Each afternoon, practise a 5-minute silence ritual. Sit, breathe, watch your mind. You are not trying to be holy. You are training non-reactivity. In yogic terms, you are loosening the grip of vrittis, the mental fluctuations that turn small issues into big dramas.
Each evening, do one values audit: Where did I trade my values for convenience today? This is where SQ becomes real. Not in a retreat. In your calendar. In your compromises.
Then, choose one act of aligned courage daily. It could be telling the truth gently. Saying no without guilt. Giving feedback without cruelty. Asking for help without shame.
This is also where my book The Tri-Intelligence Leadership: Mastering IQ, EQ, and SQ tends to land differently for readers. People do not just “learn” SQ. They recognise what they have been avoiding.

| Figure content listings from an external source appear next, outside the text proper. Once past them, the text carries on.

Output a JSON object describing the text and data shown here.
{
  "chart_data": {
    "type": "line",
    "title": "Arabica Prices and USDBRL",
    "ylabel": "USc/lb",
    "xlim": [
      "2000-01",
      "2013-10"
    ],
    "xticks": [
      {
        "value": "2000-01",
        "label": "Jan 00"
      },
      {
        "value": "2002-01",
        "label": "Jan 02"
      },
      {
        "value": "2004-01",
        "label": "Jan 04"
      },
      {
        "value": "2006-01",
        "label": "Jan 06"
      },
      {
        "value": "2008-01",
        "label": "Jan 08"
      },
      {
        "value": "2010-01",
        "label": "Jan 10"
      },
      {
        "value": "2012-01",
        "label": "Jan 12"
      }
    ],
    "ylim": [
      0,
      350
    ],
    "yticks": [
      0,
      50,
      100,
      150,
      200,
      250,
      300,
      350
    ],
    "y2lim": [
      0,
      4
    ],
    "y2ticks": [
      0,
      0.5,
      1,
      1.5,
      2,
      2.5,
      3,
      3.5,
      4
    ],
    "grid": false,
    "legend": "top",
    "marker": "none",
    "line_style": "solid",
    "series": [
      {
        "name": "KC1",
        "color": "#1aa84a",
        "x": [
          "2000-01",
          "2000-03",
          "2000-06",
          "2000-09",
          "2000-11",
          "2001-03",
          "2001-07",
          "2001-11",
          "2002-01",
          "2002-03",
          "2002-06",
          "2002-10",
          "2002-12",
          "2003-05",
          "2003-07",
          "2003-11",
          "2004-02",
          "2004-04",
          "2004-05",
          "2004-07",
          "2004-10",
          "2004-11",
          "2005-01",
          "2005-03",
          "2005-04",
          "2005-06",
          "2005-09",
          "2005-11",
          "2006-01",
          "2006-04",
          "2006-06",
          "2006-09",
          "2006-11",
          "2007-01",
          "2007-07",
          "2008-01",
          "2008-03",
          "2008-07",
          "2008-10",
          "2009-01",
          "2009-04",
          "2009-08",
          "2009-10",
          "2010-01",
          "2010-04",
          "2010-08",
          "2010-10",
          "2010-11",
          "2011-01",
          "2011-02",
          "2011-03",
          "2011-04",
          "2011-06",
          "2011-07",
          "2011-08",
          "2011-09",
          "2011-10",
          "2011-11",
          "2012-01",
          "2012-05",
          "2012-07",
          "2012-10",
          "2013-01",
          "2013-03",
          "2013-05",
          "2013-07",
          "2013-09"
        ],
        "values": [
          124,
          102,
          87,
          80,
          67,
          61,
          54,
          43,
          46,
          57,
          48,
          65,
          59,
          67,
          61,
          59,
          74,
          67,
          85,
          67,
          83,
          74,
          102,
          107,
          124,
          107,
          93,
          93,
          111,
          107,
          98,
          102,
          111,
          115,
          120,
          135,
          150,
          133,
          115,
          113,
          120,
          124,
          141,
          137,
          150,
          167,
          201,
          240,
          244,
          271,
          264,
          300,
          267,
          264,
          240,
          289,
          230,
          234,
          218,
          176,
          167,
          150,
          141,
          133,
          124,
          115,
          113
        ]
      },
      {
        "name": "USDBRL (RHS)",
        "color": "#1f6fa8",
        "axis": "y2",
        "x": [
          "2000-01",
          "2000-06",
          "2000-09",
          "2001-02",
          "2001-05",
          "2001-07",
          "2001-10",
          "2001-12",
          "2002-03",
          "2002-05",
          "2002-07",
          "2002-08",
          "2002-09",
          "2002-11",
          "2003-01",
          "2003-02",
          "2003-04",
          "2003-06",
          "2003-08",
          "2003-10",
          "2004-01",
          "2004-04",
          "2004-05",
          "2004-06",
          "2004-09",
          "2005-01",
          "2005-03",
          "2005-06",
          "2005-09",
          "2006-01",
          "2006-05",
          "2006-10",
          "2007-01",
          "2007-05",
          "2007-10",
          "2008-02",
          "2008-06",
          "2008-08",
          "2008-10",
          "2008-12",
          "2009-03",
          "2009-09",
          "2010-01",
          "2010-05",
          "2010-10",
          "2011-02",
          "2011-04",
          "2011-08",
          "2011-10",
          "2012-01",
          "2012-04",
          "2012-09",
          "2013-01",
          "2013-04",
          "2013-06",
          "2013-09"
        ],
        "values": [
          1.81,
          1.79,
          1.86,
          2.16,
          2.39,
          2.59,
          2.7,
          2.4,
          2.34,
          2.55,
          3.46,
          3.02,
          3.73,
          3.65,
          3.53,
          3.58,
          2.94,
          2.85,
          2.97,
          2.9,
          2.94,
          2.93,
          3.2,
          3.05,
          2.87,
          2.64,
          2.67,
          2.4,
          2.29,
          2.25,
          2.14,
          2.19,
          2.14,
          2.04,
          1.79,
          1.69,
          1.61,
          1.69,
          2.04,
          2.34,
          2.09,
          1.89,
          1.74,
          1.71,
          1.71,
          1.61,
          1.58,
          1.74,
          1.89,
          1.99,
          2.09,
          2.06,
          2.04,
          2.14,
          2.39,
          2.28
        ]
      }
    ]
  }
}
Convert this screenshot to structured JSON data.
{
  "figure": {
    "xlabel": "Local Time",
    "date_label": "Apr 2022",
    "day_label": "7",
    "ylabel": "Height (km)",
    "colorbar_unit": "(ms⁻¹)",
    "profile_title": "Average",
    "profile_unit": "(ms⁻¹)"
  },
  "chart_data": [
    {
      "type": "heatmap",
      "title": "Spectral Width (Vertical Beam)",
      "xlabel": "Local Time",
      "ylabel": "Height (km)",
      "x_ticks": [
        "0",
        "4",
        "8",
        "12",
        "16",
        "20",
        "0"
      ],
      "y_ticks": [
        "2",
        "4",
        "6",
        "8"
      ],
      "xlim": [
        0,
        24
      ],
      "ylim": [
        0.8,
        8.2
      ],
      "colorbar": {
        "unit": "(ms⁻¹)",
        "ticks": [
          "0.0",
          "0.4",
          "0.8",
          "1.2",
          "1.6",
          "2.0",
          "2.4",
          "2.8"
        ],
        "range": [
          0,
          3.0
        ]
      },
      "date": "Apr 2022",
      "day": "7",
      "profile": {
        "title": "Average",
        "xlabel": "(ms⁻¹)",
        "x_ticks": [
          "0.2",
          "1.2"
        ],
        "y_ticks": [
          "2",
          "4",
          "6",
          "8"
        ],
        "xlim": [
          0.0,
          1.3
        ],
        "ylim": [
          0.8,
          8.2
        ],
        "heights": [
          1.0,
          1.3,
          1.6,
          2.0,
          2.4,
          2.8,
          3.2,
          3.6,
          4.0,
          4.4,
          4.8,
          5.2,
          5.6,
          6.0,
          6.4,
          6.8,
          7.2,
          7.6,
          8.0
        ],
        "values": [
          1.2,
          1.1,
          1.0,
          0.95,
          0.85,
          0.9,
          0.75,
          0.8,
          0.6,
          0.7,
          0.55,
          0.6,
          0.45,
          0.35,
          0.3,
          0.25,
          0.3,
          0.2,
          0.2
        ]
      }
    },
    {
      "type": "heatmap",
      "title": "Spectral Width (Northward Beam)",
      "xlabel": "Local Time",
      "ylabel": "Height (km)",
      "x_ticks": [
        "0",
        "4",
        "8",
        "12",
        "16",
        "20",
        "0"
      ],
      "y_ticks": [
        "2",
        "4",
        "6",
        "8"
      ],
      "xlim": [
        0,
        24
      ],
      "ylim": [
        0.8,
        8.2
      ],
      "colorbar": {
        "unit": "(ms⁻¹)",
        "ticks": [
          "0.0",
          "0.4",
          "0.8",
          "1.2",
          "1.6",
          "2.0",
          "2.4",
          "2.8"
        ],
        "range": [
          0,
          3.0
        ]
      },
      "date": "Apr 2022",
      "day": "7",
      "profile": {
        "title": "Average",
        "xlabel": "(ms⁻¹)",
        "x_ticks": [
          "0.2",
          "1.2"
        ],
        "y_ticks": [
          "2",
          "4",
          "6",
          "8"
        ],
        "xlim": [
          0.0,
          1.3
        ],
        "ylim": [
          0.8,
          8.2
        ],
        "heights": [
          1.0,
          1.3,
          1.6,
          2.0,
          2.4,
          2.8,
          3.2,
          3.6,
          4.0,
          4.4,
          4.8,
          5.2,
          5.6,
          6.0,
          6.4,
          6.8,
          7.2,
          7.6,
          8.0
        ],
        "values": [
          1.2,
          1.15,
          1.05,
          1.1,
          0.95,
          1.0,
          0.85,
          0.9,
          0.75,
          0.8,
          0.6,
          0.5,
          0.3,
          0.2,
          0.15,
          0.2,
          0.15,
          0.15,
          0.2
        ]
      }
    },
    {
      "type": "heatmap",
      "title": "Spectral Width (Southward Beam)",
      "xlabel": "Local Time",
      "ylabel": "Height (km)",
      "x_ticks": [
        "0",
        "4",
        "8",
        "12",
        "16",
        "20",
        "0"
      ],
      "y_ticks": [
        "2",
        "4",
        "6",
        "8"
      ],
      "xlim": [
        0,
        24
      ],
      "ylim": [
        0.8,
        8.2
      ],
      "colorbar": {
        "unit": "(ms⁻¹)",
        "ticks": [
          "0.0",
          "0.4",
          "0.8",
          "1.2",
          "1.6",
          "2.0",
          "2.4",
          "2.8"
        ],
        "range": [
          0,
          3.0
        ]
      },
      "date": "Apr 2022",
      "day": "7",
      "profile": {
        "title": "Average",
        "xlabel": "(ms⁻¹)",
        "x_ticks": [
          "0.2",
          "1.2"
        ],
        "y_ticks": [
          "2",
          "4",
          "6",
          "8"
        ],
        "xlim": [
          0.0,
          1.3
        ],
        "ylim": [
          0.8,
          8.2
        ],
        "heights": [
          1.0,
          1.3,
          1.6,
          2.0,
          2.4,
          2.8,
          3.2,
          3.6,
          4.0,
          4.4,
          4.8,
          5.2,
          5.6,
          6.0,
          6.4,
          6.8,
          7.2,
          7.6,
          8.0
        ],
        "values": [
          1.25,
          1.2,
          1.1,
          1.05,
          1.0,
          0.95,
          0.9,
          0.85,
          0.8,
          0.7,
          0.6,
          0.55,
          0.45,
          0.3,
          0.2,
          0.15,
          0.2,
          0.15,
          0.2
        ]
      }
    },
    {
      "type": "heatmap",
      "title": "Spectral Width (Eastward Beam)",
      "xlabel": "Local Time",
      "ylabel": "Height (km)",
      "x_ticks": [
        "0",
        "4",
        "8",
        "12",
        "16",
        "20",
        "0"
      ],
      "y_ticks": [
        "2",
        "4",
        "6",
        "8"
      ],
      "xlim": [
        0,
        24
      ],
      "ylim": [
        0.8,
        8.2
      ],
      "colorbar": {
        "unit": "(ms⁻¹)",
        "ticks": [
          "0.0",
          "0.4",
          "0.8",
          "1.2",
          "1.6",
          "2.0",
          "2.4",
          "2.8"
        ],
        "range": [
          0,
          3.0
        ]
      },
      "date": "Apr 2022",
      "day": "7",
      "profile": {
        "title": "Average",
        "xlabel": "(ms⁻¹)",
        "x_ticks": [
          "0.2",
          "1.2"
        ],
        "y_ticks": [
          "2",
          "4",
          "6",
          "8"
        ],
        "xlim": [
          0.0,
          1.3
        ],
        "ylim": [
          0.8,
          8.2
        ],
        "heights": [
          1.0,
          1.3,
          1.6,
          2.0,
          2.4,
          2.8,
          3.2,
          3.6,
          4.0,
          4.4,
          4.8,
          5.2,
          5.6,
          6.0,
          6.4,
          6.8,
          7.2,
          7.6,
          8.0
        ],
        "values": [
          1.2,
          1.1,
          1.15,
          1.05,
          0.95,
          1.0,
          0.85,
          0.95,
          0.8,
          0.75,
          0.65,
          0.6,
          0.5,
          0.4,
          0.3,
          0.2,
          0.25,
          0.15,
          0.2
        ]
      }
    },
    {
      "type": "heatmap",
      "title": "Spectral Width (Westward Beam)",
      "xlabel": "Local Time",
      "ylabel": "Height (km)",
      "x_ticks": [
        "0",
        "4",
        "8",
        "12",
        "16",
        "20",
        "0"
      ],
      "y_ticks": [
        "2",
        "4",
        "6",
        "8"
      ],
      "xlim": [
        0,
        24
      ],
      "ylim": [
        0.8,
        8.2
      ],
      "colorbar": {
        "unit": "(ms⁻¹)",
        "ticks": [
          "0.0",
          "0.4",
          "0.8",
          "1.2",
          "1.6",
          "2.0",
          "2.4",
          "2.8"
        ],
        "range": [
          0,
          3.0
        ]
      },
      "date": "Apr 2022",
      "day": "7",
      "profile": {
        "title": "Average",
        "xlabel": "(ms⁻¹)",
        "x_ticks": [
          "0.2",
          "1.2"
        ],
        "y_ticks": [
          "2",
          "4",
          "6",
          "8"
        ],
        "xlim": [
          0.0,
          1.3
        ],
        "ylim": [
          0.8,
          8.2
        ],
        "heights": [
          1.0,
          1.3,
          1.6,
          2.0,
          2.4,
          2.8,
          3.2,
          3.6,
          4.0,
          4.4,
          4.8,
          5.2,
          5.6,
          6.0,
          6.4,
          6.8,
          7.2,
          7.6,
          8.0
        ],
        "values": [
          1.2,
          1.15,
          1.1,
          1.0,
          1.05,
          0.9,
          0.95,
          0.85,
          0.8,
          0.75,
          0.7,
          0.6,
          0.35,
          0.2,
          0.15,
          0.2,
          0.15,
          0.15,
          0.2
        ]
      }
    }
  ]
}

How to structure the 30 days without falling off by Day 7
If you treat this like a motivation sprint, you will quit. If you treat it like training, you will continue.
Give yourself 20-30 minutes daily. Same time, same place if possible. Link the practice to an existing habit, like your morning tea or your post-lunch lull. Behaviour change loves predictability.
Expect resistance. Your old identity will protest. That is normal. The mind does not like upgrades that threaten its comfort.
Most importantly, measure progress by behaviour, not mood. Some days you will feel inspired. Some days you will feel flat. The win is showing up.
The uncomfortable societal question: What are we producing in the name of success?
India is rising, no doubt. Yet many leaders are privately exhausted, emotionally brittle, and spiritually bored. We have more apps, but less attention. More credentials, but less wisdom. More meetings, but fewer honest conversations.
Tri-Intelligence Leadership is not just personal development. It is cultural repair. It is choosing to lead like a grown-up in a world full of clever children.
If you do this 30-day plan with sincerity, your leadership will change in a way people can feel. Your thinking will sharpen. Your relationships will soften. Your inner spine will strengthen. And then, something quietly powerful happens: you stop needing to prove you are a leader. You start becoming one.
Disclaimer
Views expressed above are the author’s own.